The researchers have begun a pilot study with 50 patients. Further patient testing and refinement are needed, but if the system works as envisioned, it could help physicians address a serious health problem.

The National Cancer Institute estimates that 68,720 new cases of melanoma were reported in the United States in 2009; it attributed 8,650 deaths to the disease.

Doctors want to identify a growth that might be skin cancer at an early, treatable stage. They rely now on subjective clues such as the size, shape and coloring of a mole.

With this goal in mind, Alani teamed with heat transfer expert Cila Herman, professor of mechanical engineering in Johns Hopkins’ Whiting School of Engineering.

Three years ago, Herman obtained a $300,000 National Science Foundation grant to develop new ways to detect subsurface changes in temperature.

Her research was aimed at measuring heat differences just below the surface of the skin.

Because cancer cells divide more rapidly than normal cells, they typically generate more metabolic activity and release more energy as heat.

Normally, the temperature difference between cancerous and healthy skins cells is extremely small, so Herman devised a way to make the difference stand out.

First, a patient’s skin is cooled with a harmless one-minute burst of compressed air. Infrared images of the target skin are then immediately recorded for two to three minutes.

Cancer cells typically reheat more quickly than the surrounding healthy tissue, and this difference can be captured by the infrared camera and viewed through sophisticated image processing.

“The system is actually very simple,” Herman says. “An infrared image is similar to the images seen through night-vision goggles.

“In this medical application, the technology itself is noninvasive; the only inconvenience to the patient is the cooling.”

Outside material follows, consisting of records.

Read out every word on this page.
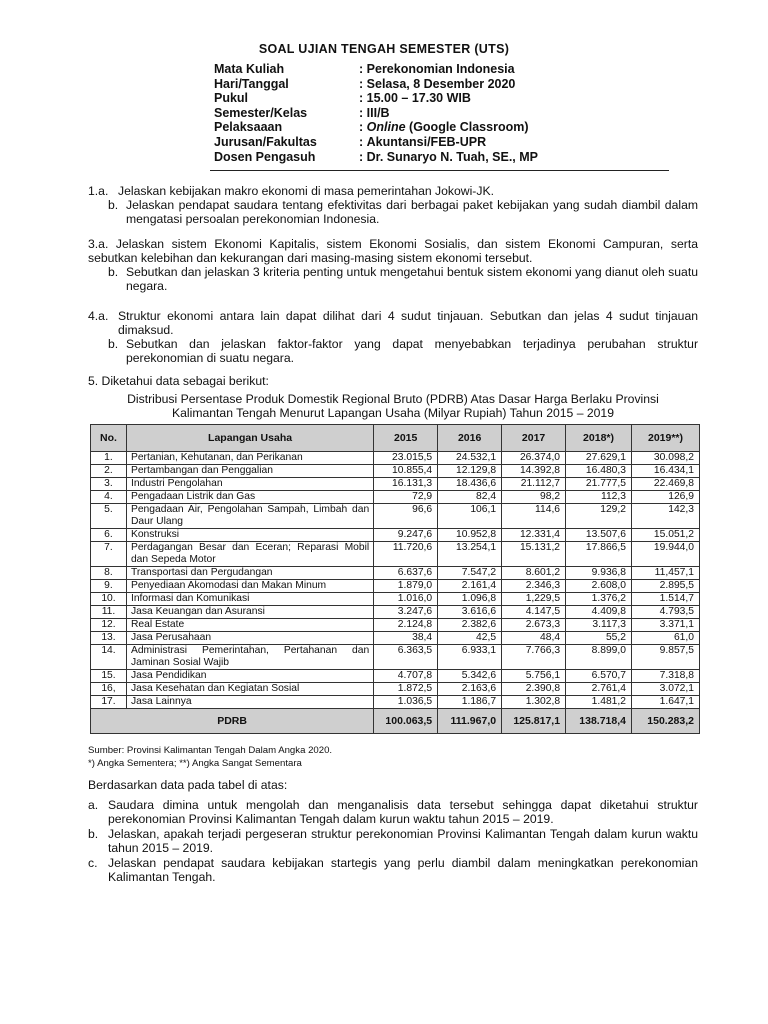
SOAL UJIAN TENGAH SEMESTER (UTS)
Mata Kuliah	:
Perekonomian Indonesia
Hari/Tanggal	:
Selasa, 8 Desember 2020
Pukul	:
15.00 – 17.30 WIB
Semester/Kelas	:
III/B
Pelaksaaan	:
Online (Google Classroom)
Jurusan/Fakultas	:
Akuntansi/FEB-UPR
Dosen Pengasuh	:
Dr. Sunaryo N. Tuah, SE., MP
1.a. Jelaskan kebijakan makro ekonomi di masa pemerintahan Jokowi-JK.
b. Jelaskan pendapat saudara tentang efektivitas dari berbagai paket kebijakan yang sudah diambil dalam mengatasi persoalan perekonomian Indonesia.
3.a. Jelaskan sistem Ekonomi Kapitalis, sistem Ekonomi Sosialis, dan sistem Ekonomi Campuran, serta sebutkan kelebihan dan kekurangan dari masing-masing sistem ekonomi tersebut.
b. Sebutkan dan jelaskan 3 kriteria penting untuk mengetahui bentuk sistem ekonomi yang dianut oleh suatu negara.
4.a. Struktur ekonomi antara lain dapat dilihat dari 4 sudut tinjauan. Sebutkan dan jelas 4 sudut tinjauan dimaksud.
b. Sebutkan dan jelaskan faktor-faktor yang dapat menyebabkan terjadinya perubahan struktur perekonomian di suatu negara.
5. Diketahui data sebagai berikut:
Distribusi Persentase Produk Domestik Regional Bruto (PDRB) Atas Dasar Harga Berlaku Provinsi
Kalimantan Tengah Menurut Lapangan Usaha (Milyar Rupiah) Tahun 2015 – 2019
No.	Lapangan Usaha	2015	2016	2017	2018*)	2019**)
1.	Pertanian, Kehutanan, dan Perikanan	23.015,5	24.532,1	26.374,0	27.629,1	30.098,2
2.	Pertambangan dan Penggalian	10.855,4	12.129,8	14.392,8	16.480,3	16.434,1
3.	Industri Pengolahan	16.131,3	18.436,6	21.112,7	21.777,5	22.469,8
4.	Pengadaan Listrik dan Gas	72,9	82,4	98,2	112,3	126,9
5.	Pengadaan Air, Pengolahan Sampah, Limbah dan Daur Ulang	96,6	106,1	114,6	129,2	142,3
6.	Konstruksi	9.247,6	10.952,8	12.331,4	13.507,6	15.051,2
7.	Perdagangan Besar dan Eceran; Reparasi Mobil dan Sepeda Motor	11.720,6	13.254,1	15.131,2	17.866,5	19.944,0
8.	Transportasi dan Pergudangan	6.637,6	7.547,2	8.601,2	9.936,8	11,457,1
9.	Penyediaan Akomodasi dan Makan Minum	1.879,0	2.161,4	2.346,3	2.608,0	2.895,5
10.	Informasi dan Komunikasi	1.016,0	1.096,8	1,229,5	1.376,2	1.514,7
11.	Jasa Keuangan dan Asuransi	3.247,6	3.616,6	4.147,5	4.409,8	4.793,5
12.	Real Estate	2.124,8	2.382,6	2.673,3	3.117,3	3.371,1
13.	Jasa Perusahaan	38,4	42,5	48,4	55,2	61,0
14.	Administrasi Pemerintahan, Pertahanan dan Jaminan Sosial Wajib	6.363,5	6.933,1	7.766,3	8.899,0	9.857,5
15.	Jasa Pendidikan	4.707,8	5.342,6	5.756,1	6.570,7	7.318,8
16,	Jasa Kesehatan dan Kegiatan Sosial	1.872,5	2.163,6	2.390,8	2.761,4	3.072,1
17.	Jasa Lainnya	1.036,5	1.186,7	1.302,8	1.481,2	1.647,1
PDRB		100.063,5	111.967,0	125.817,1	138.718,4	150.283,2
Sumber: Provinsi Kalimantan Tengah Dalam Angka 2020.
*) Angka Sementera; **) Angka Sangat Sementara
Berdasarkan data pada tabel di atas:
a. Saudara dimina untuk mengolah dan menganalisis data tersebut sehingga dapat diketahui struktur perekonomian Provinsi Kalimantan Tengah dalam kurun waktu tahun 2015 – 2019.
b. Jelaskan, apakah terjadi pergeseran struktur perekonomian Provinsi Kalimantan Tengah dalam kurun waktu tahun 2015 – 2019.
c. Jelaskan pendapat saudara kebijakan startegis yang perlu diambil dalam meningkatkan perekonomian Kalimantan Tengah.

To test the prototype, dermatologist-identified lesions undergo thermal scanning with the new system, and then a biopsy is performed to determine whether melanoma is actually present.

“Obviously, there is a lot of work to do,” Herman says. “We need to fine-tune the instrument—the scanning system and the software—and develop diagnostic criteria for cancerous lesions.

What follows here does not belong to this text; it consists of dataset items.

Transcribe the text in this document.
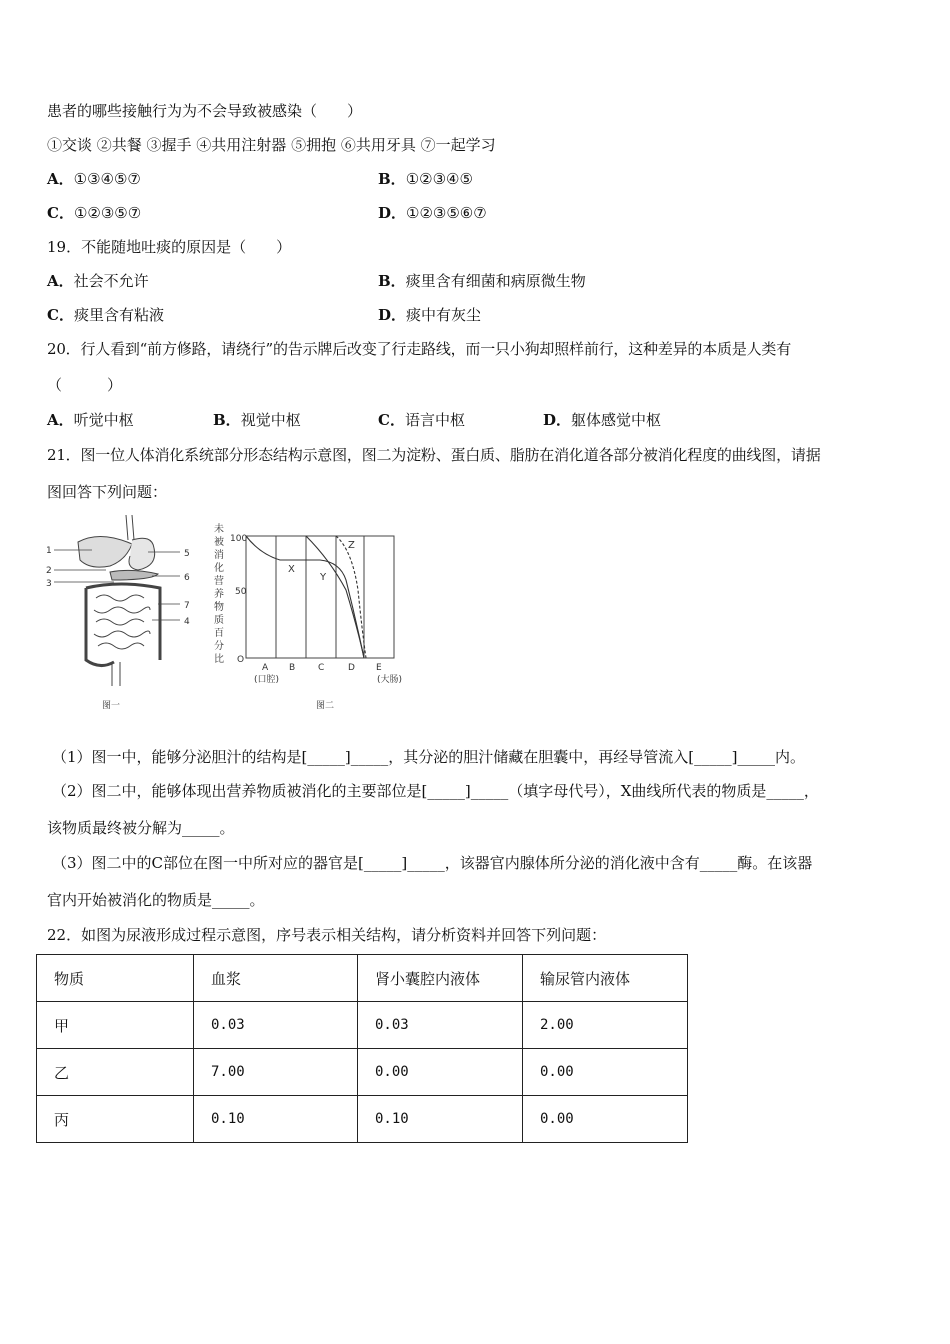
患者的哪些接触行为为不会导致被感染（　　）
①交谈 ②共餐 ③握手 ④共用注射器 ⑤拥抱 ⑥共用牙具 ⑦一起学习
A．①③④⑤⑦	B．①②③④⑤
C．①②③⑤⑦	D．①②③⑤⑥⑦
19．不能随地吐痰的原因是（　　）
A．社会不允许	B．痰里含有细菌和病原微生物
C．痰里含有粘液	D．痰中有灰尘
20．行人看到“前方修路，请绕行”的告示牌后改变了行走路线，而一只小狗却照样前行，这种差异的本质是人类有
（　　　）
A．听觉中枢	B．视觉中枢	C．语言中枢	D．躯体感觉中枢
21．图一位人体消化系统部分形态结构示意图，图二为淀粉、蛋白质、脂肪在消化道各部分被消化程度的曲线图，请据
图回答下列问题：
1
2
3
5
6
7
4
图一
未
被
消
化
营
养
物
质
百
分
比
100
50
O
X
Y
Z
A B	C	D E
(口腔)	(大肠)
图二
（1）图一中，能够分泌胆汁的结构是[_____]_____，其分泌的胆汁储藏在胆囊中，再经导管流入[_____]_____内。
（2）图二中，能够体现出营养物质被消化的主要部位是[_____]_____（填字母代号），X曲线所代表的物质是_____，
该物质最终被分解为_____。
（3）图二中的C部位在图一中所对应的器官是[_____]_____，该器官内腺体所分泌的消化液中含有_____酶。在该器
官内开始被消化的物质是_____。
22．如图为尿液形成过程示意图，序号表示相关结构，请分析资料并回答下列问题：
物质	血浆	肾小囊腔内液体	输尿管内液体
甲	0.03	0.03	2.00
乙	7.00	0.00	0.00
丙	0.10	0.10	0.00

“When the research and refinement are done, we hope to be able to show that our system can find melanoma at an early stage before it spreads and becomes dangerous to the patient.”

“We, at this point, are not able to say that this instrument is able to replace the clinical judgment of a dermatologist, but we envision that this will be useful as a tool in helping to diagnose early-stage melanoma,” Alani says.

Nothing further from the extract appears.